Network externalities are the net benefits of belonging to various energy supply grids as apposed to autonomous supply (in some local sense at least). Network effects occur when system elements hit capacity or some other kind of bound during runtime. Or when lumpy investments are made or withdrawn. Economists often treat network effects and network externalities as synonyms, but it is useful for energy modelers to view these as separate and distinct concepts. Strategic behavior is also facilitated by network effects and is sometimes unambiguously evident (Enron in California being the prime example in this regard).

In addition, the cross-correlations between various time-series are important and need to be maintained. For instance, between weather and demand (unless the cross-correlations can be determined exogenously and suitably represented during runtime). This issue is particularly important when considering systems with short-haul storage.

All of which is why this community has largely settled on high-resolution modeling and scenario analysis as its preferred approach.

Network effects are also found in electoral systems: swing states and swing counties under first-past-the-post (FPP) and the 5% threshold under mixed-member-proportional (MMP). As an aside, FPP is more open to manipulation than MMP, ranging from gerrymandering to Cambridge Analytica style targeting.
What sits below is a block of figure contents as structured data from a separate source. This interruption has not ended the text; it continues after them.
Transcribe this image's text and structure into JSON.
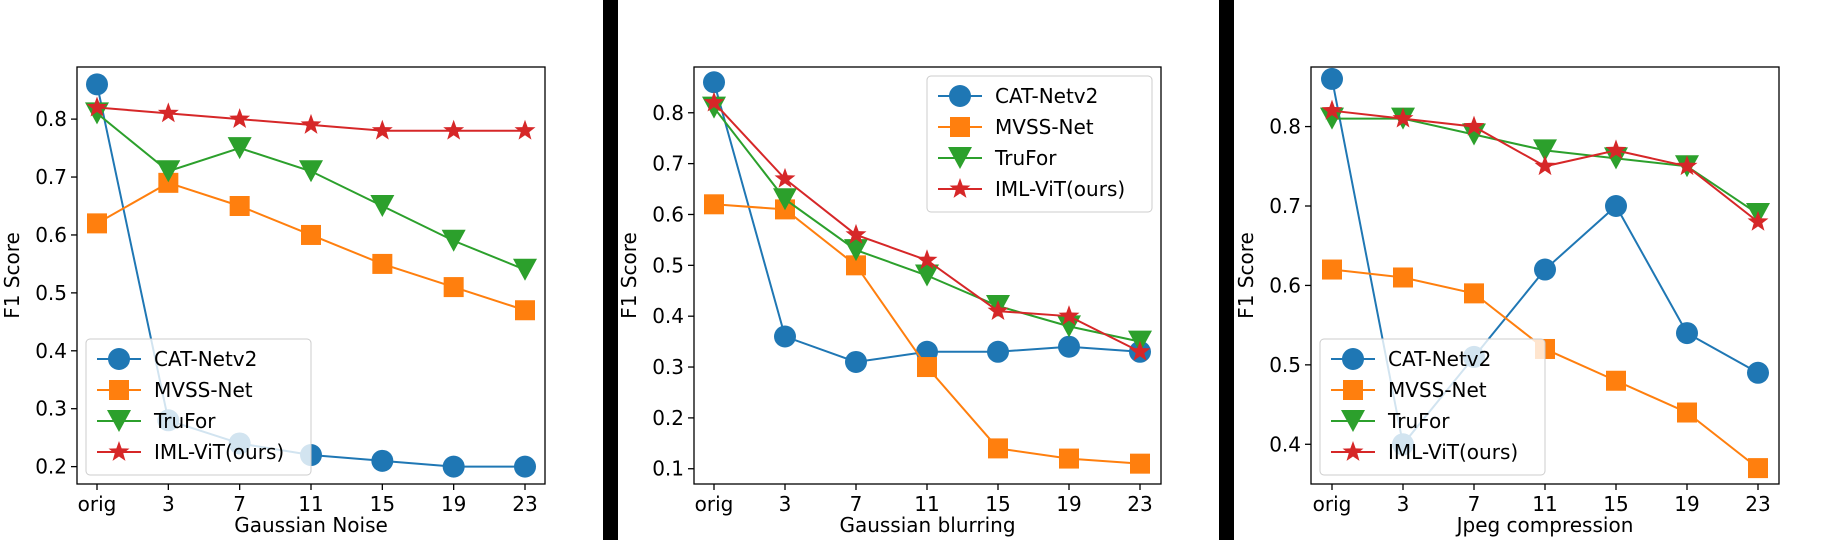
{
  "colors": {
    "CAT-Netv2": "#1f77b4",
    "MVSS-Net": "#ff7f0e",
    "TruFor": "#2ca02c",
    "IML-ViT(ours)": "#d62728",
    "divider": "#000000"
  },
  "markers": {
    "CAT-Netv2": "circle",
    "MVSS-Net": "square",
    "TruFor": "triangle-down",
    "IML-ViT(ours)": "star"
  },
  "chart_data": [
    {
      "type": "line",
      "title": "",
      "xlabel": "Gaussian Noise",
      "ylabel": "F1 Score",
      "categories": [
        "orig",
        "3",
        "7",
        "11",
        "15",
        "19",
        "23"
      ],
      "ylim": [
        0.17,
        0.89
      ],
      "yticks": [
        "0.2",
        "0.3",
        "0.4",
        "0.5",
        "0.6",
        "0.7",
        "0.8"
      ],
      "legend": "lower-left",
      "grid": false,
      "series": [
        {
          "name": "CAT-Netv2",
          "values": [
            0.86,
            0.28,
            0.24,
            0.22,
            0.21,
            0.2,
            0.2
          ]
        },
        {
          "name": "MVSS-Net",
          "values": [
            0.62,
            0.69,
            0.65,
            0.6,
            0.55,
            0.51,
            0.47
          ]
        },
        {
          "name": "TruFor",
          "values": [
            0.81,
            0.71,
            0.75,
            0.71,
            0.65,
            0.59,
            0.54
          ]
        },
        {
          "name": "IML-ViT(ours)",
          "values": [
            0.82,
            0.81,
            0.8,
            0.79,
            0.78,
            0.78,
            0.78
          ]
        }
      ]
    },
    {
      "type": "line",
      "title": "",
      "xlabel": "Gaussian blurring",
      "ylabel": "F1 Score",
      "categories": [
        "orig",
        "3",
        "7",
        "11",
        "15",
        "19",
        "23"
      ],
      "ylim": [
        0.07,
        0.89
      ],
      "yticks": [
        "0.1",
        "0.2",
        "0.3",
        "0.4",
        "0.5",
        "0.6",
        "0.7",
        "0.8"
      ],
      "legend": "upper-right",
      "grid": false,
      "series": [
        {
          "name": "CAT-Netv2",
          "values": [
            0.86,
            0.36,
            0.31,
            0.33,
            0.33,
            0.34,
            0.33
          ]
        },
        {
          "name": "MVSS-Net",
          "values": [
            0.62,
            0.61,
            0.5,
            0.3,
            0.14,
            0.12,
            0.11
          ]
        },
        {
          "name": "TruFor",
          "values": [
            0.81,
            0.63,
            0.53,
            0.48,
            0.42,
            0.38,
            0.35
          ]
        },
        {
          "name": "IML-ViT(ours)",
          "values": [
            0.82,
            0.67,
            0.56,
            0.51,
            0.41,
            0.4,
            0.33
          ]
        }
      ]
    },
    {
      "type": "line",
      "title": "",
      "xlabel": "Jpeg compression",
      "ylabel": "F1 Score",
      "categories": [
        "orig",
        "3",
        "7",
        "11",
        "15",
        "19",
        "23"
      ],
      "ylim": [
        0.35,
        0.875
      ],
      "yticks": [
        "0.4",
        "0.5",
        "0.6",
        "0.7",
        "0.8"
      ],
      "legend": "lower-left",
      "grid": false,
      "series": [
        {
          "name": "CAT-Netv2",
          "values": [
            0.86,
            0.4,
            0.51,
            0.62,
            0.7,
            0.54,
            0.49
          ]
        },
        {
          "name": "MVSS-Net",
          "values": [
            0.62,
            0.61,
            0.59,
            0.52,
            0.48,
            0.44,
            0.37
          ]
        },
        {
          "name": "TruFor",
          "values": [
            0.81,
            0.81,
            0.79,
            0.77,
            0.76,
            0.75,
            0.69
          ]
        },
        {
          "name": "IML-ViT(ours)",
          "values": [
            0.82,
            0.81,
            0.8,
            0.75,
            0.77,
            0.75,
            0.68
          ]
        }
      ]
    }
  ]
}
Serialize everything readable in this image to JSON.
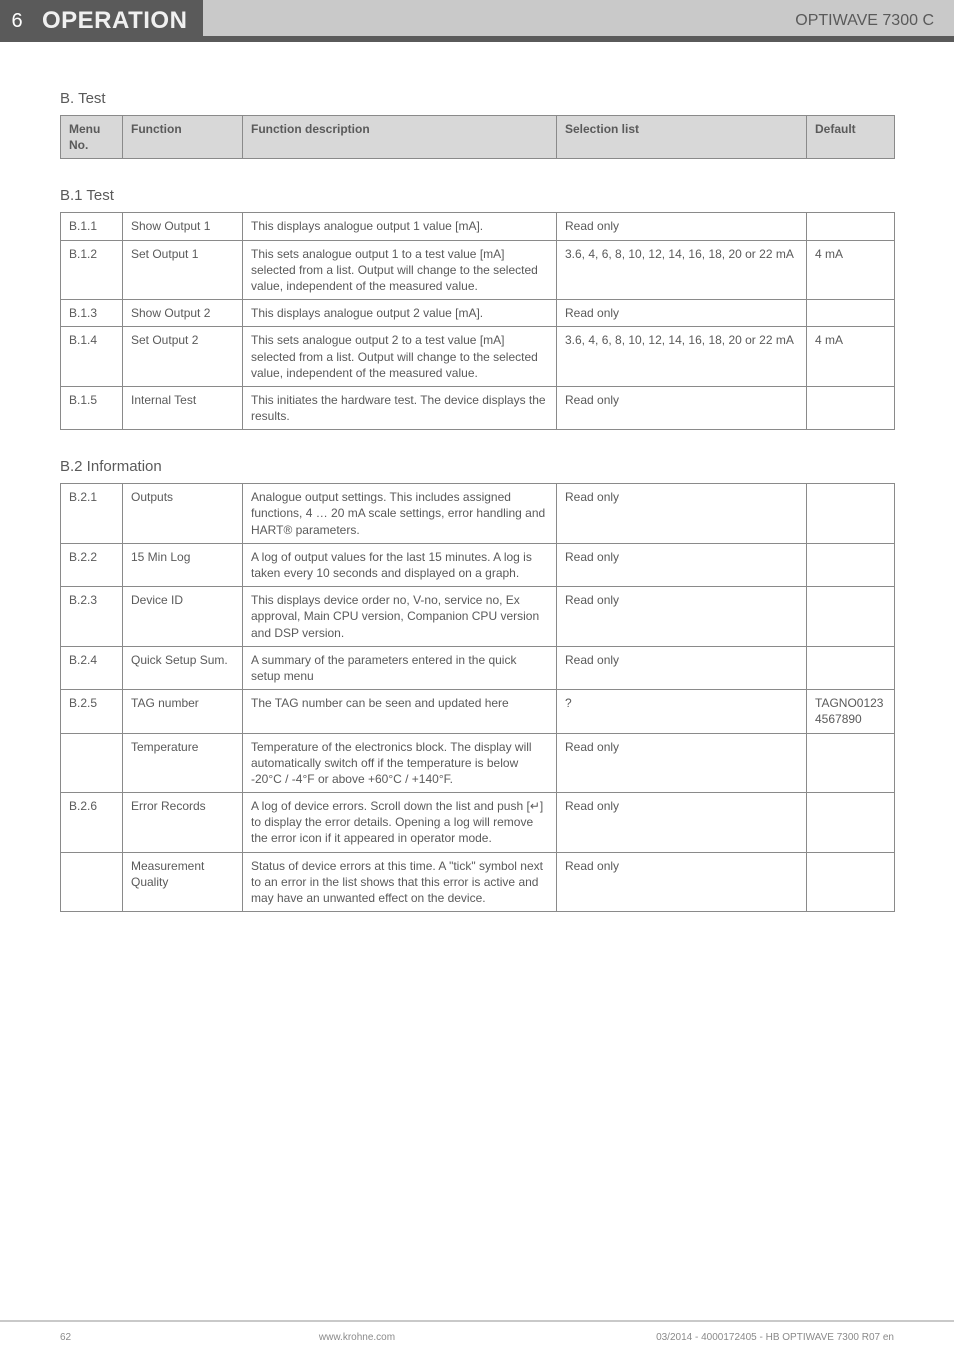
{
  "header": {
    "section_number": "6",
    "section_title": "OPERATION",
    "product": "OPTIWAVE 7300 C"
  },
  "top_table": {
    "title": "B. Test",
    "columns": [
      "Menu No.",
      "Function",
      "Function description",
      "Selection list",
      "Default"
    ]
  },
  "b1": {
    "title": "B.1 Test",
    "rows": [
      {
        "menu": "B.1.1",
        "func": "Show Output 1",
        "desc": "This displays analogue output 1 value [mA].",
        "sel": "Read only",
        "def": ""
      },
      {
        "menu": "B.1.2",
        "func": "Set Output 1",
        "desc": "This sets analogue output 1 to a test value [mA] selected from a list. Output will change to the selected value, independent of the measured value.",
        "sel": "3.6, 4, 6, 8, 10, 12, 14, 16, 18, 20 or 22 mA",
        "def": "4 mA"
      },
      {
        "menu": "B.1.3",
        "func": "Show Output 2",
        "desc": "This displays analogue output 2 value [mA].",
        "sel": "Read only",
        "def": ""
      },
      {
        "menu": "B.1.4",
        "func": "Set Output 2",
        "desc": "This sets analogue output 2 to a test value [mA] selected from a list. Output will change to the selected value, independent of the measured value.",
        "sel": "3.6, 4, 6, 8, 10, 12, 14, 16, 18, 20 or 22 mA",
        "def": "4 mA"
      },
      {
        "menu": "B.1.5",
        "func": "Internal Test",
        "desc": "This initiates the hardware test. The device displays the results.",
        "sel": "Read only",
        "def": ""
      }
    ]
  },
  "b2": {
    "title": "B.2 Information",
    "rows": [
      {
        "menu": "B.2.1",
        "func": "Outputs",
        "desc": "Analogue output settings. This includes assigned functions, 4 … 20 mA scale settings, error handling and HART® parameters.",
        "sel": "Read only",
        "def": ""
      },
      {
        "menu": "B.2.2",
        "func": "15 Min Log",
        "desc": "A log of output values for the last 15 minutes. A log is taken every 10 seconds and displayed on a graph.",
        "sel": "Read only",
        "def": ""
      },
      {
        "menu": "B.2.3",
        "func": "Device ID",
        "desc": "This displays device order no, V-no, service no, Ex approval, Main CPU version, Companion CPU version and DSP version.",
        "sel": "Read only",
        "def": ""
      },
      {
        "menu": "B.2.4",
        "func": "Quick Setup Sum.",
        "desc": "A summary of the parameters entered in the quick setup menu",
        "sel": "Read only",
        "def": ""
      },
      {
        "menu": "B.2.5",
        "func": "TAG number",
        "desc": "The TAG number can be seen and updated here",
        "sel": "?",
        "def": "TAGNO0123 4567890"
      },
      {
        "menu": "",
        "func": "Temperature",
        "desc": "Temperature of the electronics block. The display will automatically switch off if the temperature is below -20°C / -4°F or above +60°C / +140°F.",
        "sel": "Read only",
        "def": ""
      },
      {
        "menu": "B.2.6",
        "func": "Error Records",
        "desc": "A log of device errors.  Scroll down the list and push [↵] to display the error details. Opening a log will remove the error icon if it appeared in operator mode.",
        "sel": "Read only",
        "def": ""
      },
      {
        "menu": "",
        "func": "Measurement Quality",
        "desc": "Status of device errors at this time. A \"tick\" symbol next to an error in the list shows that this error is active and may have an unwanted effect on the device.",
        "sel": "Read only",
        "def": ""
      }
    ]
  },
  "footer": {
    "page": "62",
    "url": "www.krohne.com",
    "docid": "03/2014 - 4000172405 - HB OPTIWAVE 7300 R07 en"
  }
}
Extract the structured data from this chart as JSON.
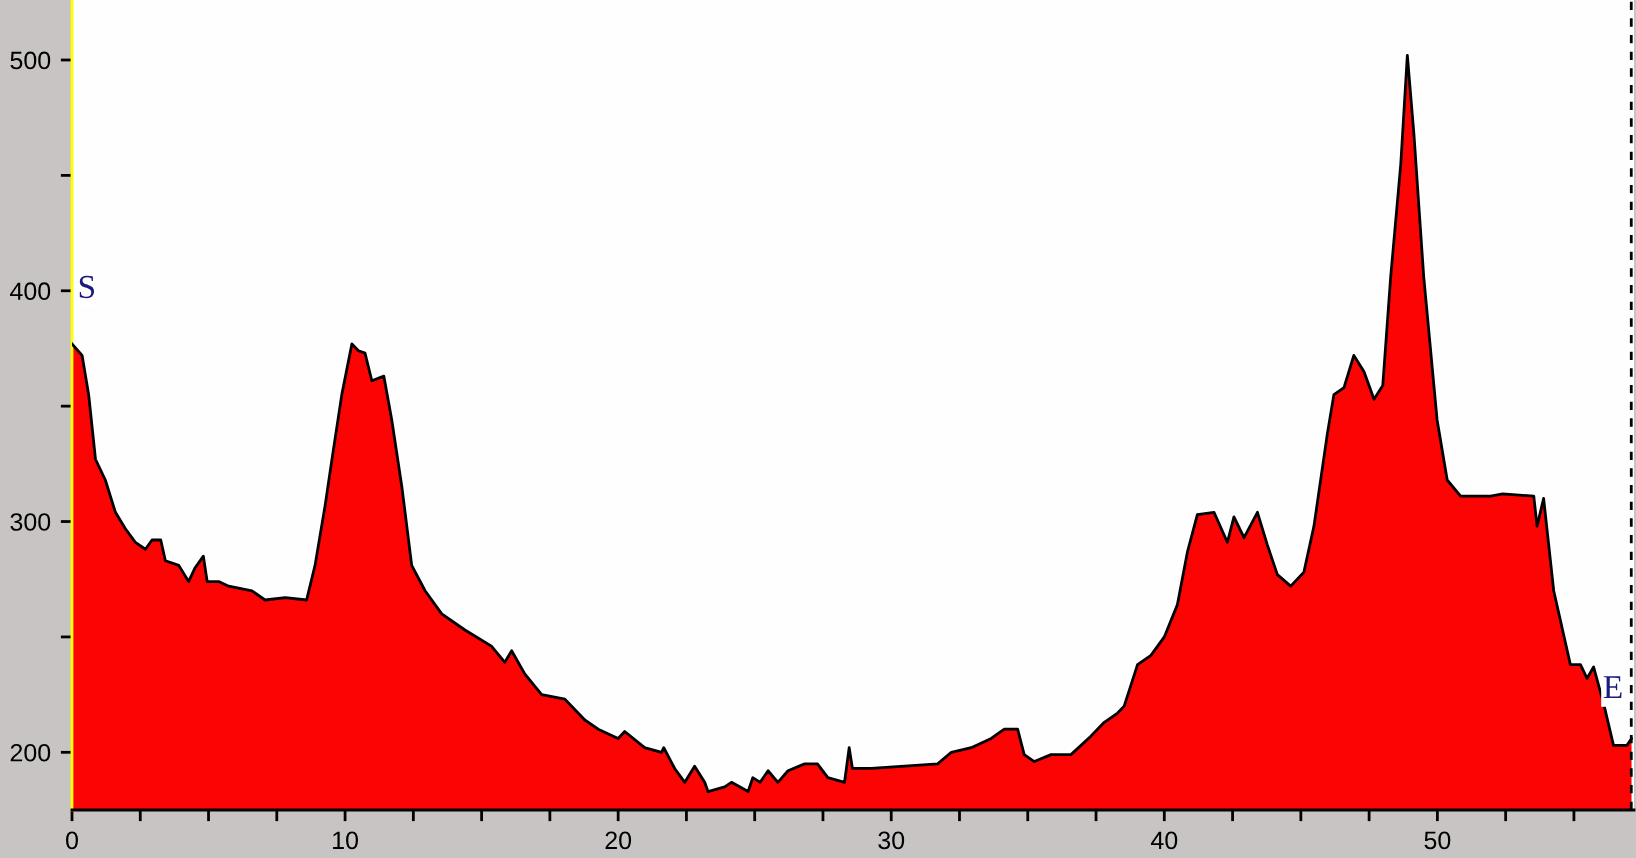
{
  "chart_data": {
    "type": "area",
    "x": [
      0,
      0.37,
      0.61,
      0.86,
      1.22,
      1.59,
      1.95,
      2.32,
      2.69,
      2.93,
      3.25,
      3.42,
      3.91,
      4.27,
      4.51,
      4.81,
      4.95,
      5.37,
      5.74,
      6.59,
      7.07,
      7.81,
      8.59,
      8.9,
      9.27,
      9.52,
      9.88,
      10.25,
      10.49,
      10.73,
      10.98,
      11.42,
      11.71,
      12.08,
      12.44,
      12.93,
      13.54,
      14.39,
      15.36,
      15.85,
      16.1,
      16.58,
      17.2,
      18.05,
      18.78,
      19.27,
      20.0,
      20.24,
      20.97,
      21.59,
      21.67,
      22.07,
      22.44,
      22.8,
      23.17,
      23.29,
      23.9,
      24.15,
      24.76,
      24.93,
      25.2,
      25.49,
      25.85,
      26.22,
      26.83,
      27.3,
      27.68,
      28.29,
      28.46,
      28.58,
      29.27,
      30.49,
      31.7,
      32.2,
      32.93,
      33.66,
      34.14,
      34.63,
      34.87,
      35.24,
      35.85,
      36.58,
      37.31,
      37.8,
      38.29,
      38.53,
      39.02,
      39.51,
      40.0,
      40.48,
      40.85,
      41.21,
      41.82,
      42.31,
      42.55,
      42.92,
      43.41,
      43.77,
      44.14,
      44.63,
      45.11,
      45.48,
      45.97,
      46.21,
      46.58,
      46.94,
      47.31,
      47.68,
      48.0,
      48.29,
      48.66,
      48.9,
      49.14,
      49.5,
      49.99,
      50.36,
      50.85,
      51.95,
      52.39,
      53.53,
      53.65,
      53.89,
      54.26,
      54.87,
      55.24,
      55.48,
      55.72,
      56.09,
      56.45,
      56.94,
      57.11
    ],
    "series": [
      {
        "color": "#fc0404",
        "values": [
          377,
          372,
          355,
          327,
          318,
          304,
          297,
          291,
          288,
          292,
          292,
          283,
          281,
          274,
          280,
          285,
          274,
          274,
          272,
          270,
          266,
          267,
          266,
          281,
          307,
          327,
          355,
          377,
          374,
          373,
          361,
          363,
          344,
          315,
          281,
          270,
          260,
          253,
          246,
          239,
          244,
          234,
          225,
          223,
          214,
          210,
          206,
          209,
          202,
          200,
          202,
          193,
          187,
          194,
          187,
          183,
          185,
          187,
          183,
          189,
          187,
          192,
          187,
          192,
          195,
          195,
          189,
          187,
          202,
          193,
          193,
          194,
          195,
          200,
          202,
          206,
          210,
          210,
          199,
          196,
          199,
          199,
          207,
          213,
          217,
          220,
          238,
          242,
          250,
          264,
          287,
          303,
          304,
          291,
          302,
          293,
          304,
          290,
          277,
          272,
          278,
          298,
          338,
          355,
          358,
          372,
          365,
          353,
          359,
          406,
          455,
          502,
          468,
          406,
          344,
          318,
          311,
          311,
          312,
          311,
          298,
          310,
          270,
          238,
          238,
          232,
          237,
          221,
          203,
          203,
          206
        ]
      }
    ],
    "xlim": [
      0,
      57.2
    ],
    "ylim": [
      175,
      526
    ],
    "xticks": [
      0,
      {
        "value": 2.5,
        "label": null
      },
      {
        "value": 5,
        "label": null
      },
      {
        "value": 7.5,
        "label": null
      },
      10,
      {
        "value": 12.5,
        "label": null
      },
      {
        "value": 15,
        "label": null
      },
      {
        "value": 17.5,
        "label": null
      },
      20,
      {
        "value": 22.5,
        "label": null
      },
      {
        "value": 25,
        "label": null
      },
      {
        "value": 27.5,
        "label": null
      },
      30,
      {
        "value": 32.5,
        "label": null
      },
      {
        "value": 35,
        "label": null
      },
      {
        "value": 37.5,
        "label": null
      },
      40,
      {
        "value": 42.5,
        "label": null
      },
      {
        "value": 45,
        "label": null
      },
      {
        "value": 47.5,
        "label": null
      },
      50,
      {
        "value": 52.5,
        "label": null
      },
      {
        "value": 55,
        "label": null
      }
    ],
    "yticks": [
      200,
      {
        "value": 250,
        "label": null
      },
      300,
      {
        "value": 350,
        "label": null
      },
      400,
      {
        "value": 450,
        "label": null
      },
      500
    ],
    "annotations": [
      "S",
      "E"
    ],
    "ref_lines": [
      {
        "axis": "x",
        "value": 57.1,
        "color": "#000000",
        "line_style": "dashed"
      }
    ],
    "grid": false,
    "legend": false
  }
}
Also of note is that most high-resolution modeling projects are fundamentally scale and scope independent. Which is why the same model framework (aka modeling environment or model generator) can be used for islanded, single-site, municipal, national, and supra-national systems. Naturally issues of problem dimensionality intrude, as do other issues like the need to represent spot markets and possibly bilateral contracts as one increases in scope.

While none of the above precludes spreadsheet modeling, it does lend itself rather well to either algebraic modeling languages (GAMS and MathProg) or object-oriented programming (C++, Java, julia, python, and others). Spreadsheets in contrast are prone to buggy code (Hermans and Murphy-Hill 2014), difficult to version control, and not particularly suited to collaborative development. HTH, Robbie


Hermans, Felienne and Emerson Murphy-Hill (2014). Enron’s spreadsheets and related emails: a dataset and analysis — Report TUD-SERG-2014-021. Delft, The Netherlands: Faculty of Electrical Engineering, Mathematics and Computer Science, Delft University of Technology. ISSN 1872-5392.

Outhred, Hugh R and R John Kaye (1996). Electricity transmission pricing and technology. In Michael A Einhorn and Riaz Siddiqi. Electricity transmission pricing and technology. Boston, Massachusetts, USA: Kluwer. ISBN 978-94-010-7304-2. doi:10.1007/978-94-009-1804-7.